The Bill and Melinda Gates Foundation has released what it says will be the first in a series of annual reports measuring progress on a series of measures of development and public health. The statistics show remarkable recent gains and are worth a look if you need cheering up.
The New York Times has an illuminating news article about the effort and some recent Gates appearances:
Health journalists are sunk in negativism, they say, focusing on failures in a sea of global health successes...
Surprisingly, the new report was not a reaction to Mr. Trump's threats to slash the foreign aid budget by 32 percent.
According to Dr. Christopher J.L. Murray, director of the University of Washington's Institute for Health Metrics and Evaluation, which gathered the data, it was initiated three years ago because Mr. Gates feared the world was losing its focus on health....
In early interviews, Mr. Gates refrained from criticizing Mr. Trump but gave the clear impression that he believed Congress would ignore most of the president's proposed cuts. Congress appears to be doing just that.

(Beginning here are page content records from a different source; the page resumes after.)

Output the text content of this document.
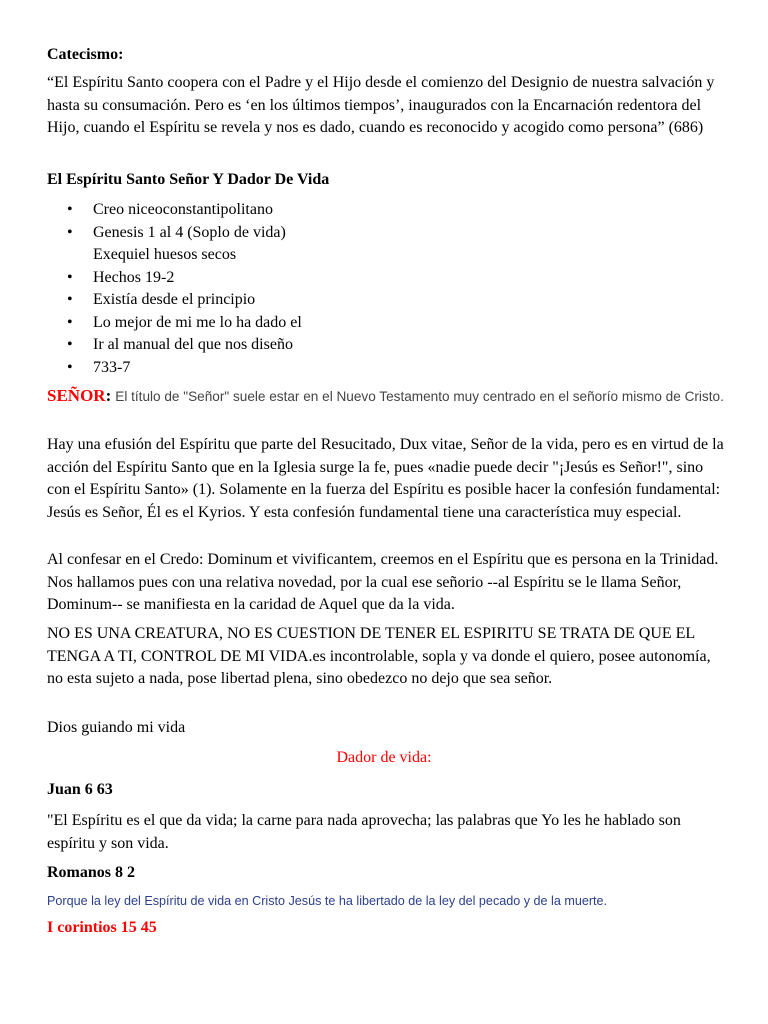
Catecismo:

“El Espíritu Santo coopera con el Padre y el Hijo desde el comienzo del Designio de nuestra salvación y hasta su consumación. Pero es ‘en los últimos tiempos’, inaugurados con la Encarnación redentora del Hijo, cuando el Espíritu se revela y nos es dado, cuando es reconocido y acogido como persona” (686)

El Espíritu Santo Señor Y Dador De Vida

• Creo niceoconstantipolitano
• Genesis 1 al 4 (Soplo de vida)
Exequiel huesos secos
• Hechos 19-2
• Existía desde el principio
• Lo mejor de mi me lo ha dado el
• Ir al manual del que nos diseño
• 733-7

SEÑOR: El título de "Señor" suele estar en el Nuevo Testamento muy centrado en el señorío mismo de Cristo.

Hay una efusión del Espíritu que parte del Resucitado, Dux vitae, Señor de la vida, pero es en virtud de la acción del Espíritu Santo que en la Iglesia surge la fe, pues «nadie puede decir "¡Jesús es Señor!", sino con el Espíritu Santo» (1). Solamente en la fuerza del Espíritu es posible hacer la confesión fundamental: Jesús es Señor, Él es el Kyrios. Y esta confesión fundamental tiene una característica muy especial.

Al confesar en el Credo: Dominum et vivificantem, creemos en el Espíritu que es persona en la Trinidad. Nos hallamos pues con una relativa novedad, por la cual ese señorio --al Espíritu se le llama Señor, Dominum-- se manifiesta en la caridad de Aquel que da la vida.

NO ES UNA CREATURA, NO ES CUESTION DE TENER EL ESPIRITU SE TRATA DE QUE EL TENGA A TI, CONTROL DE MI VIDA.es incontrolable, sopla y va donde el quiero, posee autonomía, no esta sujeto a nada, pose libertad plena, sino obedezco no dejo que sea señor.

Dios guiando mi vida

Dador de vida:

Juan 6 63

"El Espíritu es el que da vida; la carne para nada aprovecha; las palabras que Yo les he hablado son espíritu y son vida.

Romanos 8 2

Porque la ley del Espíritu de vida en Cristo Jesús te ha libertado de la ley del pecado y de la muerte.

I corintios 15 45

From an NPR report about this:
Here's NPR's Michaeleen Doucleff.
MICHAELEEN DOUCLEFF, BYLINE: There's at least one thing Bill Gates and President Donald Trump agree on - the media doesn't always get things right. For Gates, the problem is the way foreign aid is covered. He says it focuses too much on failures.
BILL GATES: The nature of news is mostly to cover big setbacks - you know, a little bit of money was spent improperly, even though 99 percent of it was spent well. Which of those is going to get the news article? It's mostly setbacks. So that's why you have this misimpression.
DOUCLEFF: For example, news rarely mentions that some countries, like Rwanda and Ethiopia, have made dramatic progress in improving the health of its poorest families or that in the past three decades, the number of children who die each year has dropped from 12 million to less than 6 million worldwide.